Overview

Micro-blogging and social media data can help in predicting a variety of events and also able to detect the flow and evolution of the events and incidents like presidential elections and flu spread. Analyzing public user posts and shared information in social media can assist us in measuring various population characteristics, patterns, movements, and as well as the public health conditions. In this paper, we introduce HealthTVizer - a social media analytics tool, for exploring health awareness using Twitter data through interactive and interconnected multiple views. The tools assist a user in achieving a quick summary about the current diseases along with the geographical location on the United States map.

We processed and analyzed over 57 million tweets and pick the tweets related to the diseases using topic modeling. After that, we categorized the tweets in 21 most frequent and discussed diseases on that time frame. We plot the diseases cloud and stream graph to show the change in the discussion about those diseases. Further, we added several visualization methods to find out valuable insights from the data.

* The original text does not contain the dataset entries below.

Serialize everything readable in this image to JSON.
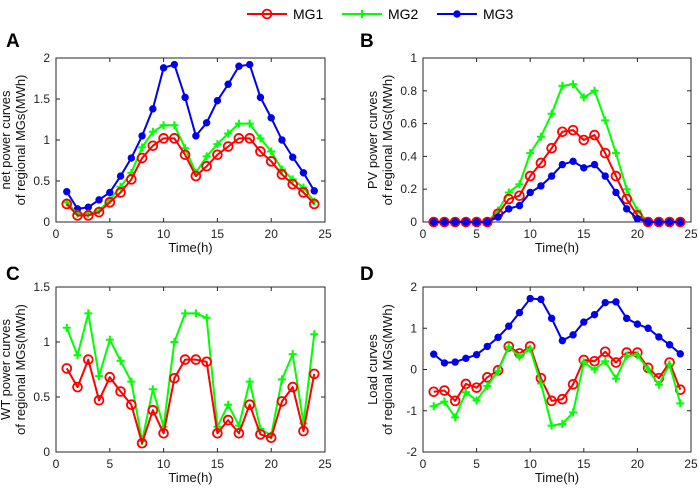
{
  "colors": {
    "MG1": "#ff0000",
    "MG2": "#00ff00",
    "MG3": "#0000ee"
  },
  "chart_data": {
    "type": "line",
    "legend": {
      "position": "top",
      "entries": [
        "MG1",
        "MG2",
        "MG3"
      ]
    },
    "panels": [
      {
        "id": "A",
        "letter": "A",
        "xlabel": "Time(h)",
        "ylabel_line1": "net power curves",
        "ylabel_line2": "of regional MGs(MWh)",
        "xlim": [
          0,
          25
        ],
        "ylim": [
          0,
          2
        ],
        "xticks": [
          0,
          5,
          10,
          15,
          20,
          25
        ],
        "yticks": [
          0,
          0.5,
          1,
          1.5,
          2
        ],
        "ytick_labels": [
          "0",
          "0.5",
          "1",
          "1.5",
          "2"
        ],
        "x": [
          1,
          2,
          3,
          4,
          5,
          6,
          7,
          8,
          9,
          10,
          11,
          12,
          13,
          14,
          15,
          16,
          17,
          18,
          19,
          20,
          21,
          22,
          23,
          24
        ],
        "series": [
          {
            "name": "MG3",
            "marker": "dot",
            "values": [
              0.37,
              0.16,
              0.18,
              0.27,
              0.36,
              0.56,
              0.78,
              1.05,
              1.38,
              1.88,
              1.92,
              1.52,
              1.05,
              1.21,
              1.48,
              1.68,
              1.9,
              1.92,
              1.52,
              1.27,
              1.0,
              0.79,
              0.6,
              0.38
            ]
          },
          {
            "name": "MG2",
            "marker": "plus",
            "values": [
              0.24,
              0.1,
              0.1,
              0.14,
              0.27,
              0.43,
              0.6,
              0.91,
              1.1,
              1.18,
              1.18,
              0.9,
              0.6,
              0.8,
              0.95,
              1.08,
              1.2,
              1.2,
              1.02,
              0.86,
              0.64,
              0.52,
              0.42,
              0.25
            ]
          },
          {
            "name": "MG1",
            "marker": "circle",
            "values": [
              0.22,
              0.08,
              0.08,
              0.12,
              0.24,
              0.36,
              0.52,
              0.78,
              0.93,
              1.02,
              1.02,
              0.82,
              0.56,
              0.68,
              0.82,
              0.92,
              1.02,
              1.02,
              0.86,
              0.74,
              0.58,
              0.46,
              0.36,
              0.22
            ]
          }
        ]
      },
      {
        "id": "B",
        "letter": "B",
        "xlabel": "Time(h)",
        "ylabel_line1": "PV power curves",
        "ylabel_line2": "of regional MGs(MWh)",
        "xlim": [
          0,
          25
        ],
        "ylim": [
          0,
          1
        ],
        "xticks": [
          0,
          5,
          10,
          15,
          20,
          25
        ],
        "yticks": [
          0,
          0.2,
          0.4,
          0.6,
          0.8,
          1
        ],
        "ytick_labels": [
          "0",
          "0.2",
          "0.4",
          "0.6",
          "0.8",
          "1"
        ],
        "x": [
          1,
          2,
          3,
          4,
          5,
          6,
          7,
          8,
          9,
          10,
          11,
          12,
          13,
          14,
          15,
          16,
          17,
          18,
          19,
          20,
          21,
          22,
          23,
          24
        ],
        "series": [
          {
            "name": "MG2",
            "marker": "plus",
            "values": [
              0,
              0,
              0,
              0,
              0,
              0,
              0.07,
              0.18,
              0.23,
              0.42,
              0.52,
              0.66,
              0.83,
              0.84,
              0.76,
              0.8,
              0.62,
              0.42,
              0.2,
              0.07,
              0,
              0,
              0,
              0
            ]
          },
          {
            "name": "MG1",
            "marker": "circle",
            "values": [
              0,
              0,
              0,
              0,
              0,
              0,
              0.05,
              0.14,
              0.16,
              0.28,
              0.36,
              0.45,
              0.55,
              0.56,
              0.5,
              0.53,
              0.42,
              0.28,
              0.14,
              0.04,
              0,
              0,
              0,
              0
            ]
          },
          {
            "name": "MG3",
            "marker": "dot",
            "values": [
              0,
              0,
              0,
              0,
              0,
              0,
              0.03,
              0.08,
              0.1,
              0.18,
              0.22,
              0.28,
              0.35,
              0.37,
              0.33,
              0.35,
              0.28,
              0.18,
              0.08,
              0.02,
              0,
              0,
              0,
              0
            ]
          }
        ]
      },
      {
        "id": "C",
        "letter": "C",
        "xlabel": "Time(h)",
        "ylabel_line1": "WT power curves",
        "ylabel_line2": "of regional MGs(MWh)",
        "xlim": [
          0,
          25
        ],
        "ylim": [
          0,
          1.5
        ],
        "xticks": [
          0,
          5,
          10,
          15,
          20,
          25
        ],
        "yticks": [
          0,
          0.5,
          1,
          1.5
        ],
        "ytick_labels": [
          "0",
          "0.5",
          "1",
          "1.5"
        ],
        "x": [
          1,
          2,
          3,
          4,
          5,
          6,
          7,
          8,
          9,
          10,
          11,
          12,
          13,
          14,
          15,
          16,
          17,
          18,
          19,
          20,
          21,
          22,
          23,
          24
        ],
        "series": [
          {
            "name": "MG2",
            "marker": "plus",
            "values": [
              1.13,
              0.88,
              1.26,
              0.69,
              1.02,
              0.83,
              0.64,
              0.1,
              0.57,
              0.23,
              1.0,
              1.26,
              1.26,
              1.22,
              0.23,
              0.43,
              0.24,
              0.64,
              0.21,
              0.15,
              0.66,
              0.89,
              0.26,
              1.07
            ]
          },
          {
            "name": "MG1",
            "marker": "circle",
            "values": [
              0.76,
              0.59,
              0.84,
              0.47,
              0.68,
              0.55,
              0.43,
              0.08,
              0.38,
              0.17,
              0.67,
              0.84,
              0.84,
              0.82,
              0.17,
              0.29,
              0.17,
              0.43,
              0.16,
              0.13,
              0.46,
              0.59,
              0.19,
              0.71
            ]
          }
        ]
      },
      {
        "id": "D",
        "letter": "D",
        "xlabel": "Time(h)",
        "ylabel_line1": "Load curves",
        "ylabel_line2": "of regional MGs(MWh)",
        "xlim": [
          0,
          25
        ],
        "ylim": [
          -2,
          2
        ],
        "xticks": [
          0,
          5,
          10,
          15,
          20,
          25
        ],
        "yticks": [
          -2,
          -1,
          0,
          1,
          2
        ],
        "ytick_labels": [
          "-2",
          "-1",
          "0",
          "1",
          "2"
        ],
        "x": [
          1,
          2,
          3,
          4,
          5,
          6,
          7,
          8,
          9,
          10,
          11,
          12,
          13,
          14,
          15,
          16,
          17,
          18,
          19,
          20,
          21,
          22,
          23,
          24
        ],
        "series": [
          {
            "name": "MG3",
            "marker": "dot",
            "values": [
              0.37,
              0.16,
              0.18,
              0.27,
              0.36,
              0.56,
              0.78,
              1.05,
              1.38,
              1.72,
              1.7,
              1.24,
              0.7,
              0.84,
              1.15,
              1.33,
              1.62,
              1.64,
              1.24,
              1.1,
              1.0,
              0.79,
              0.6,
              0.38
            ]
          },
          {
            "name": "MG1",
            "marker": "circle",
            "values": [
              -0.54,
              -0.51,
              -0.76,
              -0.35,
              -0.44,
              -0.19,
              -0.02,
              0.56,
              0.39,
              0.56,
              -0.21,
              -0.76,
              -0.72,
              -0.36,
              0.23,
              0.2,
              0.43,
              0.17,
              0.41,
              0.41,
              0.04,
              -0.21,
              0.17,
              -0.49
            ]
          },
          {
            "name": "MG2",
            "marker": "plus",
            "values": [
              -0.89,
              -0.78,
              -1.16,
              -0.55,
              -0.75,
              -0.4,
              -0.04,
              0.55,
              0.31,
              0.5,
              -0.34,
              -1.36,
              -1.32,
              -1.04,
              0.17,
              0.0,
              0.2,
              -0.22,
              0.33,
              0.35,
              0.0,
              -0.37,
              0.12,
              -0.82
            ]
          }
        ]
      }
    ]
  }
}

HealthTVizer Visualization

HealthTVizer contains coordinated multiple views which highlight different tweet attributes: User ID, geolocation, keywords, time stamp, and the related disease. The following image shows the key features of the HealthTVizer. HealthTvizer
Box A: Top user list
The top user list represents the users based on the number of tweets about any particular disease type. After clicking on diseases cloud, the list will automatically update with respect to the corresponding disease. On hovering on the user ID or user tweets count bar, a table will pop up displaying the 20 tweets of that particular user.
Box B: Diseases map
The distribution of top 20 users tweets related to all 21 different diseases is depicted in the United States map represent in Box B. On loading of the application the map shows the user tweets related all the diseases. However, if a viewer clicks on the particular disease from disease cloud the map and user list bar chart will be updated automatically and visualize the related disease tweets locations.
Box C: Network of Diseases and Keywords
The overview network of 20 diseases and top 50 popular keywords from January 6 to January 31, 2017, on Twitter are visualize on Box (c). The thickness of a link indicates the relationships frequency between the diseases and keywords based on the co-location in the same tweets.
Box D: The diseases streamgraph represents the discussion about 21 diseases obtained by the hashtag of the tweets. The disease streamlines are ordered based on the frequency of the discussion on the related tweets.
Box E: By default, the diseases keywords streamgraph draw the streamline for top 50 keywords based on the frequency. However, if a user clicks on a disease from the diseases cloud, the keywords streamgraph will update interactively and displays the most frequent 50 keywords about that disease.